Navy officials say the compound, where accused spy John Walker worked for six years, constitutes a nerve center for the Navy that is second only to the Pentagon. Besides the command of of the Navy's Atlantic Fleet, it houses the command of all U.S. forces -- Navy and otherwise -- assigned to the Atlantic and the Atlantic forces for NATO, whose separate building is distinguished by the black limousines in the driveway and the three-foot high missile-shaped markers that edge the sidewalks.

While the Navy dominates Norfolk, there are other lures here for Soviet agents: the Central Intelligence Agency is not far away with Camp Perry, which poses as a Defense Department installation but is known internationally as "The Farm." The Air Force operates a giant base of its own, Langley AFB, in Hampton, home of the Tactical Air Command, and the Army has a training headquarters and a transportation testing base.

To support the immense military establishment, nearly a thousand defense contractors maintain offices in the region, including VSE Corp., which employed Arthur Walker. He is accused of passing VSE documents on Navy ships to the Soviets. The biggest shipyards in the country are here, including Newport News Shipbuilding and Dry Dock Co., the only shipyard big enough to build aircraft carriers. That yard and a government-run one in Portsmouth contain sensitive design and repair facilities that work on nuclear-powered submarines.

It was in Norfolk that John Walker, arrested May 29 on espionage charges and believed to be the head of the espionage ring, spent much of his career. He worked as a communications officer in the Atlantic Fleet Headquarters between 1967 to 1969 and 1974 to 1976. He was assigned first to the prestigious submarine command known as "SUBLANT," then to an amphibious forces command, and then to the surface forces, known as "SURFLANT."

While his posts involved very little decision-making, they should have given him wide access to sensitive material, including communications with the nation's submarine force and probably the highly restricted reports of American intelligence on the operations of Soviet submarines.

He was cleared to handle top-secret messages and highly trained in the operation of the Navy's crpytographic system that scrambles radio messages into unintelligible garble.

Navy officials decline to discuss security measures here except in the broadest of terms.

Retired officers say Walker could have done the most damage from 1967 to 1969 when he was assigned to the SUBLANT staff.

Submarines are considered in some ways to be the most valuable of U.S. nuclear forces because they are hard to detect and the only force expected to survive a nuclear attack.

If Walker passed information to the Soviets about the suspected location of their submarines, "They could have formed a better idea of how good our system worked than we have ourselves," said retired Adm. Eugene Carroll, with the Center for Defense Information.
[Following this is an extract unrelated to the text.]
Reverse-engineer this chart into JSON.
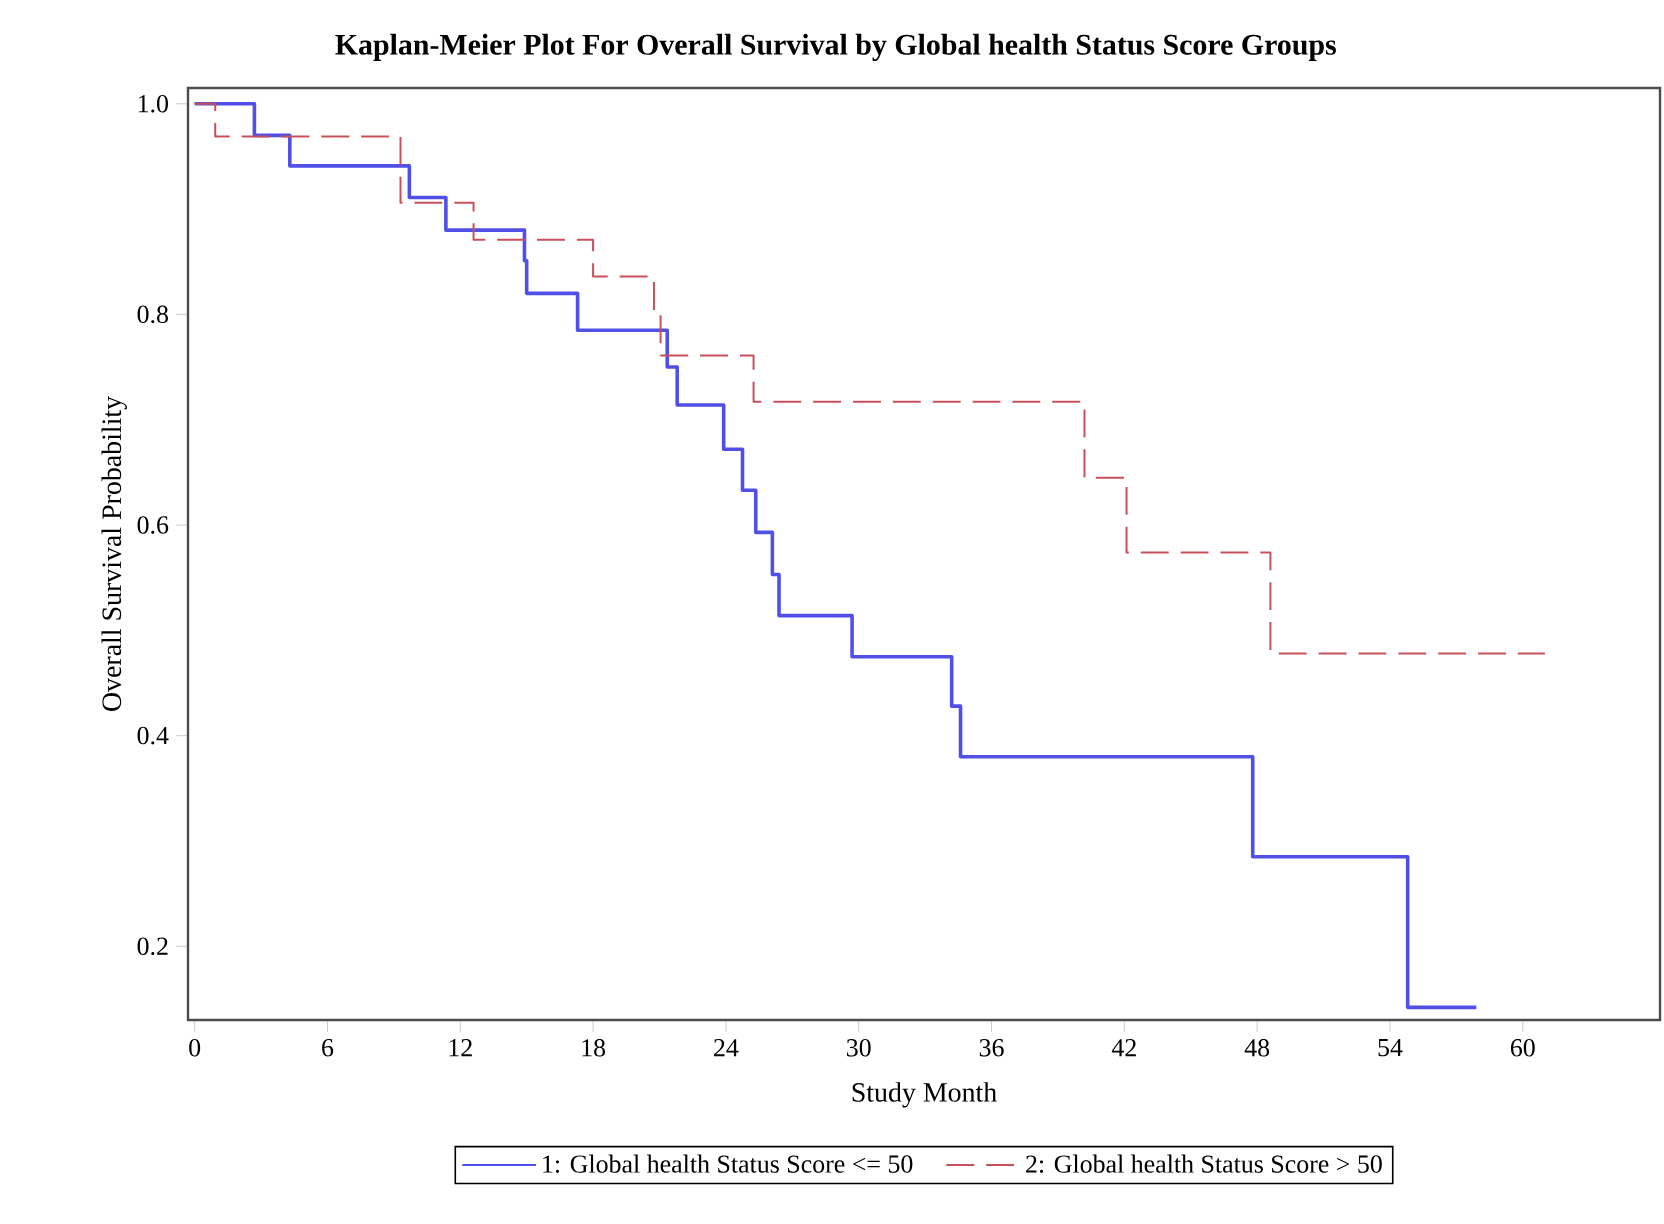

In addition, some Navy officials fear, Walker, and his alleged associate Jerry Whitworth in California, also a communications expert, might have passed enough information for scrambling messages to enable the Soviets to break the Navy's cryptographic code and decipher electronic signals that their spy ships routinely pick up.

"Cryptographic material, that's the keys to the kingdom," said Carroll. "There is nothing more sensitive."